We will test the hypothesis that fluoxetine, an SSRI, will be associated with fewer suicide events (defined as suicidal acts or increases in suicidal ideation necessitating a change in management), decreased suicidal ideation and decreases in neuropsychological measures of impulsivity compared to bupropion. The non-serotonergic drug, bupropion will improve energy and hopelessness. We expect the two drugs to be equally efficacious in reducing global depression severity. We will compare fluoxetine with bupropion in a 6-month randomized, controlled study of major depressive disorder and comorbid alcoholism in patients who have a prior history of suicide attempt. The study will provide six months of antidepressant pharmacotherapy as well as psychotherapy focused on alcohol relapse prevention. Patients will also be encouraged to attend daily Alcoholics Anonymous meetings. The outcome measures will be: 1) occurrence of suicide events; 2) reduction of suicidal ideation; 3) reduction in neuropsychological measures of impulsivity.
This study examines clinical and neurobiological factors related to suicide attempts. It is the first prospective study of suicidal behavior using biological and clinical measures in two major diagnostic groups in the U.S.; schizophrenia and major depression. The aims are: 1.) To assess potential clinical predictors of suicide attempts during a two year follow-up in mood disorders. About one hundred subjects with MDE will also have Borderline Personality Disorder; 2.) To assess the relationship of serotonergic and HPA function and other biological indices to suicide attempt behavior during a two year follow-up; 3.) To compare neurobiological and clinical predictors of high versus lower lethality suicide attempts since high lethality attempts may be a proxy for completed suicide; 4.) To assess the relationship of polymorphisms of serotonin-related and other candidate genes to past and future suicidal behavior and to indices of serotonergic function.

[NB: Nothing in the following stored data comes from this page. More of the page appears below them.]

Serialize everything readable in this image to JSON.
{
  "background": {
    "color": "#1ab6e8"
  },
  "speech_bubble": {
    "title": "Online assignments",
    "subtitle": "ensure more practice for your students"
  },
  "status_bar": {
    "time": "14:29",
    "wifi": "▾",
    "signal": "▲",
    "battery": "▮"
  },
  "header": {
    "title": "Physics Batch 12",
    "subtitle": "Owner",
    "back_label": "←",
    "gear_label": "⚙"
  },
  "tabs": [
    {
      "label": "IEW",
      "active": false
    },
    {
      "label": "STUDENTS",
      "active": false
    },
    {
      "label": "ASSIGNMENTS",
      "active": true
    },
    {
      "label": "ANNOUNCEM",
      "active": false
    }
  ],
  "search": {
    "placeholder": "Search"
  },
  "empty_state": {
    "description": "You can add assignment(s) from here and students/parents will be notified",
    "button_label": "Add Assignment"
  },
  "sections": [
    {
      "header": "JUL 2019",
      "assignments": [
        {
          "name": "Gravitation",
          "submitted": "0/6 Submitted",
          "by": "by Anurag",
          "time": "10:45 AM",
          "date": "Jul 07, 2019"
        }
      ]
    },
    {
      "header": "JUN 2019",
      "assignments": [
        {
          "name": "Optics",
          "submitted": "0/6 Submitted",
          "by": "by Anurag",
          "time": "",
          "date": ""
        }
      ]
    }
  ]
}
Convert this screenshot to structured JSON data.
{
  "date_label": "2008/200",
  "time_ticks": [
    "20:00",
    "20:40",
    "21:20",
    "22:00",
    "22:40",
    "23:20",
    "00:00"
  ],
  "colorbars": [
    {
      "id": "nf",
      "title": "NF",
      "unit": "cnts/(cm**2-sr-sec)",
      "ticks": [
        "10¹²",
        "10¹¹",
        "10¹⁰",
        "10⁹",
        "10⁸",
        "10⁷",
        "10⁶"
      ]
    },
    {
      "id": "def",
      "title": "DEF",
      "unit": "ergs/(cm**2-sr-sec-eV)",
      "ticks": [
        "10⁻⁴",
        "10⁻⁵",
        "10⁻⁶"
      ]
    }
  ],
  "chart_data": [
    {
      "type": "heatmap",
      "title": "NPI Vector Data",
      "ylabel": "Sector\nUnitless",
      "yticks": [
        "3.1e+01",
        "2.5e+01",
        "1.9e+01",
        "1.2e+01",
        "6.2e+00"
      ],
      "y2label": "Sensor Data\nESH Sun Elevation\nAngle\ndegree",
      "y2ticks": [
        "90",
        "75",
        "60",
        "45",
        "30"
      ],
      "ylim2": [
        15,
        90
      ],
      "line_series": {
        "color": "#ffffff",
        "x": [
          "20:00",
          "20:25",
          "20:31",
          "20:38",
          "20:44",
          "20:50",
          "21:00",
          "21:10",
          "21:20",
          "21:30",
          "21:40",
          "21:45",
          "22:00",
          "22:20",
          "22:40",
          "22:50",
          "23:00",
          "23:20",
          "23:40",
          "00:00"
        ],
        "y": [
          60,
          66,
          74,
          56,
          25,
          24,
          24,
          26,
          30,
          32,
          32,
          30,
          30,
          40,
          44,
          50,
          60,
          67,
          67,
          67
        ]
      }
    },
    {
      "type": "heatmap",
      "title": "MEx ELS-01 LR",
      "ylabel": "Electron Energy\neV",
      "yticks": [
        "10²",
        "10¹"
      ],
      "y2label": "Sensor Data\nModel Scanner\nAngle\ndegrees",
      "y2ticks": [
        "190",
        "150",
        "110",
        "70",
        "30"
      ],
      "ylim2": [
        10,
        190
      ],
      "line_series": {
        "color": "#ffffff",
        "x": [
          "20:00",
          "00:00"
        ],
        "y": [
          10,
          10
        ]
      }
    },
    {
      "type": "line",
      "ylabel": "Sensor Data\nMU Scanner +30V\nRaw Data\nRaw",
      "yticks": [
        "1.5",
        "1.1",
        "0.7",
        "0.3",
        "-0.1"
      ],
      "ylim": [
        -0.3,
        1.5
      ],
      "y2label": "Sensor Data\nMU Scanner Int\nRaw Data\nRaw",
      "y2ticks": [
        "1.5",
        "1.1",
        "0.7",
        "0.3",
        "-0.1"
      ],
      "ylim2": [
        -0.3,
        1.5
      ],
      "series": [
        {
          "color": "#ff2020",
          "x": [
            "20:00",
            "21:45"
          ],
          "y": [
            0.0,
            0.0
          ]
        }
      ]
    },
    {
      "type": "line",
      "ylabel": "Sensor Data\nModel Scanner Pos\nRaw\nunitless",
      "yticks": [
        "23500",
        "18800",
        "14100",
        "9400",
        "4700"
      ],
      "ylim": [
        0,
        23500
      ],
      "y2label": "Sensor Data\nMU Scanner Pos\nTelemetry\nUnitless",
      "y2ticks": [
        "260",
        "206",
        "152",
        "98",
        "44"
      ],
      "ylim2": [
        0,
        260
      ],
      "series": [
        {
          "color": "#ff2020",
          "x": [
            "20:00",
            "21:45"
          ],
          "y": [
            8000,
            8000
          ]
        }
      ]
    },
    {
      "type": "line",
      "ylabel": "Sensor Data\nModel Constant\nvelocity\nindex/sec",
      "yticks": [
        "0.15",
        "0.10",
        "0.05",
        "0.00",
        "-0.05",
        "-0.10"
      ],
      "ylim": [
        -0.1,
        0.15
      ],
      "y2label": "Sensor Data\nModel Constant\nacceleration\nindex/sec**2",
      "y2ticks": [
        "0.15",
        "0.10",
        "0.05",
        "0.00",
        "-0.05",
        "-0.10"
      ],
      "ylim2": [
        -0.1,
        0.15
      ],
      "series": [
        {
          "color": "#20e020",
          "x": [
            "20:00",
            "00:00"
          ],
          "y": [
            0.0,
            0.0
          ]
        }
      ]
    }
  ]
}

Suicidal Behavior in Latinos with Major Mood Disorders
Much of the preliminary work of scale translation for this project has been completed and published. We intend to study suicidal behavior in Latinos in the US of Puerto Rican, Cuban, Dominican and Mexican heritage. Epidemiologic data strongly suggests that there are differences in the prevalence of suicide attempts and completions in these groups and that these differences are not accounted for by differences in rates of Major Depressive Episodes.